I’ve visited Domaine de Villaine Bouzeron with students over the past few innocent summers. Aubert de Villaine’s nephew Pierre de Benoist explains, with a poetical metaphysics all his own, his “celestial definition of terroir.” It’s a kind of monastery fresco. “In the wine, the fruit is dead. What is alive is the water—which links alcohol, tannins, dry extract, and acidity. The water is a liaison of mineral energy, vegetal energy, astral energy from the sun. It keeps the memory of water from the sea that was here 200 million years ago. And the last energy is the human energy: my energy, Eric’s energy [Eric Devaux, who works with Pierre], the energy of all animals that cross the vineyard at night, that live and die in the vineyard; we are all linked by the living water that is in the wine.” Pierre has usually come, in summer shorts, straight from the vines, with the dirt of the hillside on his hands and the sun on his brow. The soft, textured limpidity of the wine at Domaine de Villaine Bouzeron does its own explaining, too.
So, here it is, in all its quietness and understatement, all its locked-down glory. It’s a green-gold in color, though more gold than green. It smells like a cousin of Sancerre: the smell of cold, juiced. There might be a little apple seepage, and maybe green plum, too, a week or two before it is ready to eat, freshly fallen under the cartwheels, squashed into the stones and the clay. Not much scent, actually. Hunt about, and you might find some memory of yeast, of clumped woodland moss, even of dried rose. All quiet, though. Like our streets.

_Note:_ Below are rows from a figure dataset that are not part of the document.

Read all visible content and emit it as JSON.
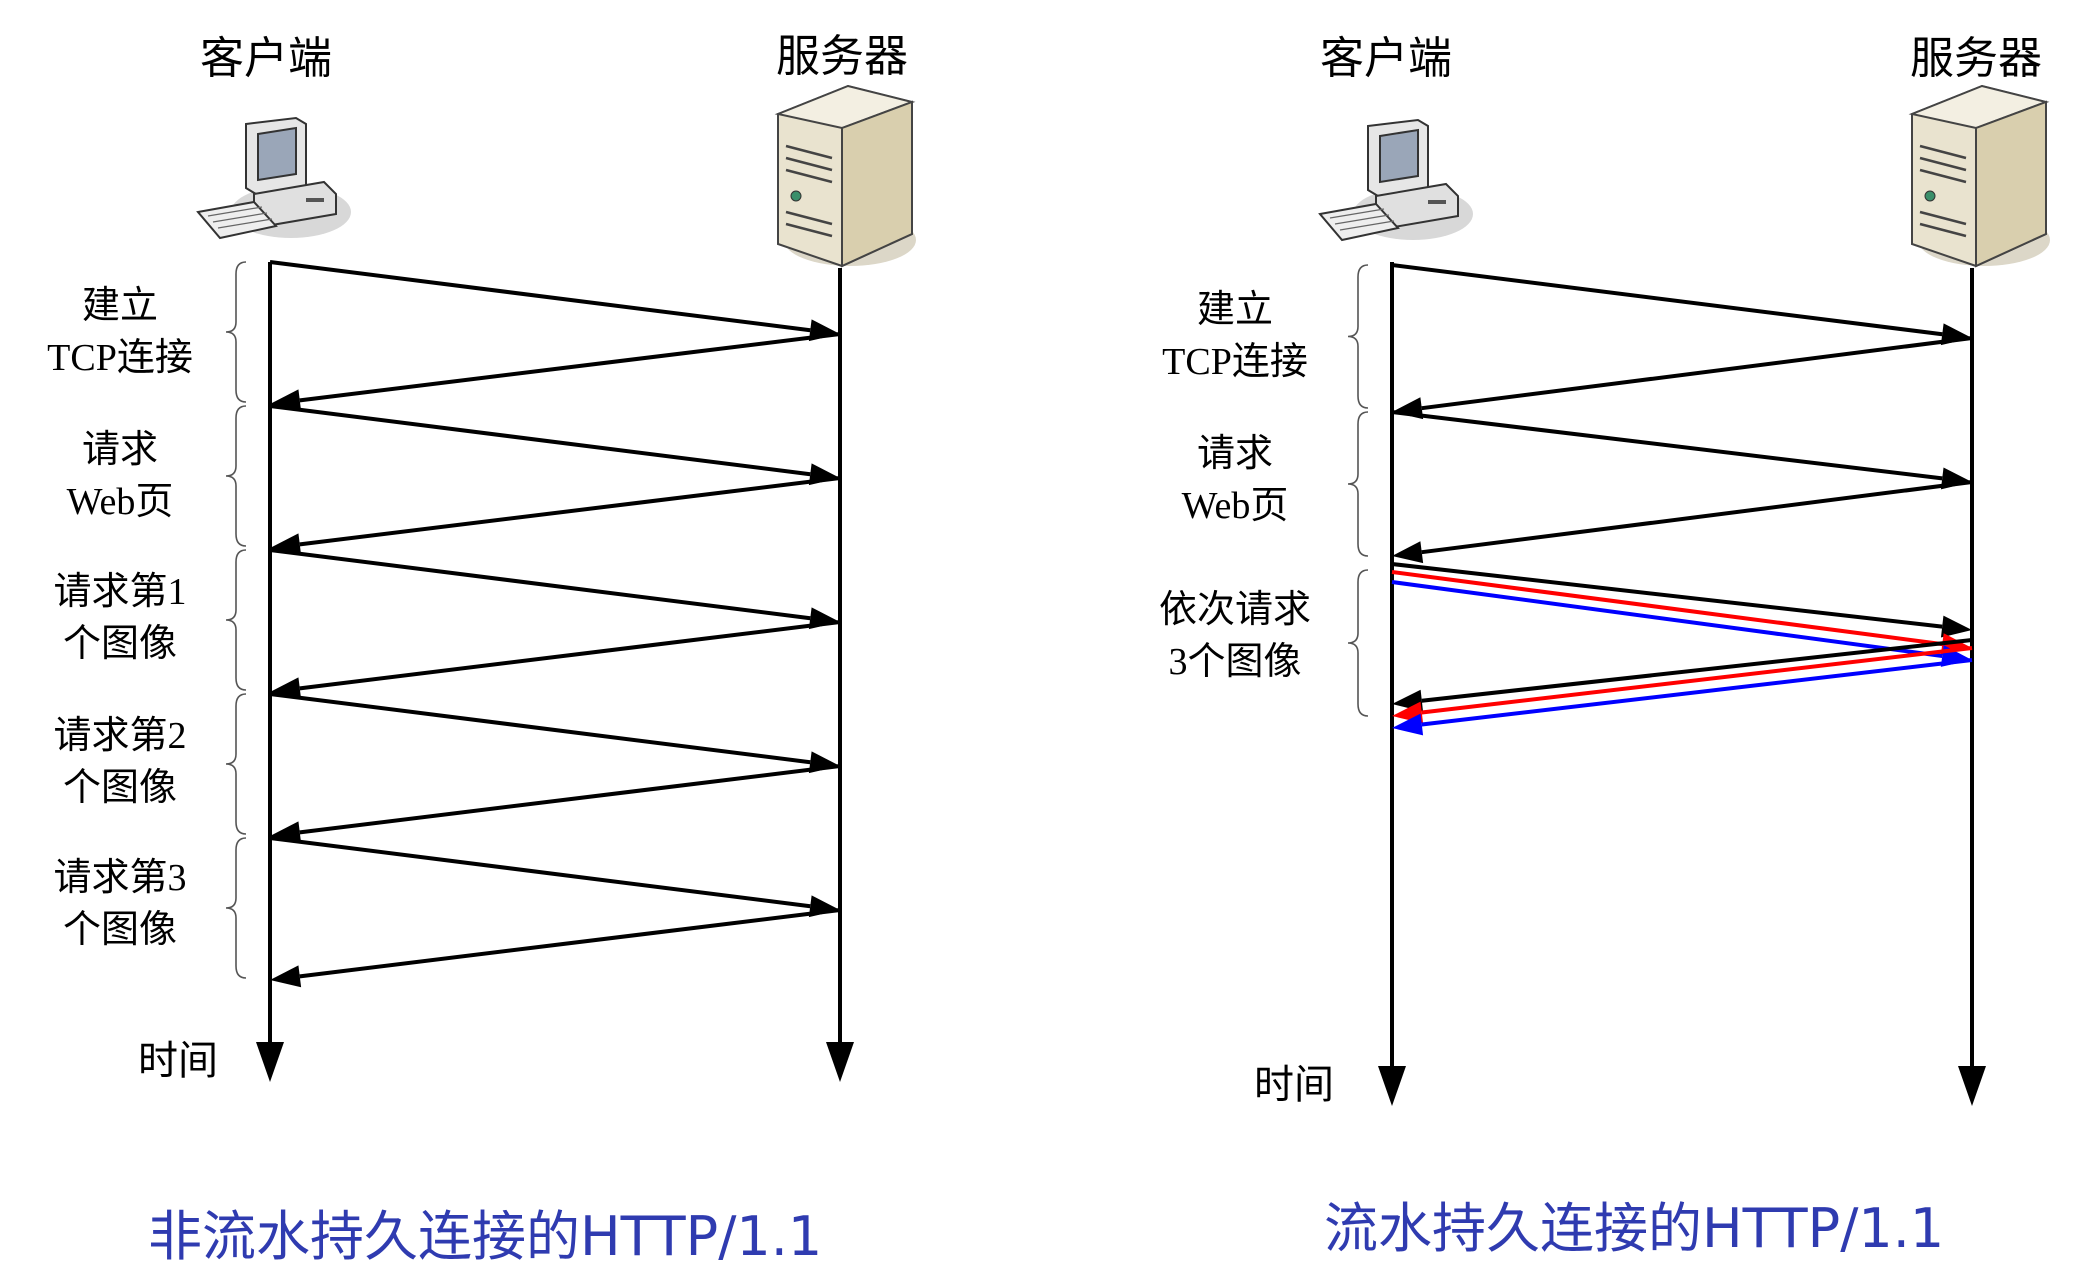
{
  "left_diagram": {
    "client_label": "客户端",
    "server_label": "服务器",
    "time_label": "时间",
    "phases": [
      {
        "line1": "建立",
        "line2": "TCP连接"
      },
      {
        "line1": "请求",
        "line2": "Web页"
      },
      {
        "line1": "请求第1",
        "line2": "个图像"
      },
      {
        "line1": "请求第2",
        "line2": "个图像"
      },
      {
        "line1": "请求第3",
        "line2": "个图像"
      }
    ],
    "caption": "非流水持久连接的HTTP/1.1"
  },
  "right_diagram": {
    "client_label": "客户端",
    "server_label": "服务器",
    "time_label": "时间",
    "phases": [
      {
        "line1": "建立",
        "line2": "TCP连接"
      },
      {
        "line1": "请求",
        "line2": "Web页"
      },
      {
        "line1": "依次请求",
        "line2": "3个图像"
      }
    ],
    "caption": "流水持久连接的HTTP/1.1"
  },
  "colors": {
    "arrow": "#000000",
    "pipeline_red": "#ff0000",
    "pipeline_blue": "#0000ff",
    "caption": "#2f3bb0"
  },
  "icons": [
    "client-computer-icon",
    "server-tower-icon"
  ]
}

How about a taste? Acids; rain on stone. Maybe even acid rain on stone, melting the lime into the muddy marl. It’s not hard acid, though; it’s rounded, chaptered, rich, even a little salty. There’s something in the taste that takes me back to moss and barrows, too; to dripping days. It’s a Burgundy that reminds you that the Jura isn’t far away, that reminds you that we are not after all in a dreamland or a Cockaigne but somewhere rather northerly, when any day picked at random out of the year might well be uncomfortably cold and penetratingly damp. You might catch a chill, or worse. As a wine, it is very pure, vinous, comforting, complete, wholesome, refreshing. Thank you, thank you; we’ll swallow, it will help. Quiet above all; a living water. Doesn’t want to please; just is.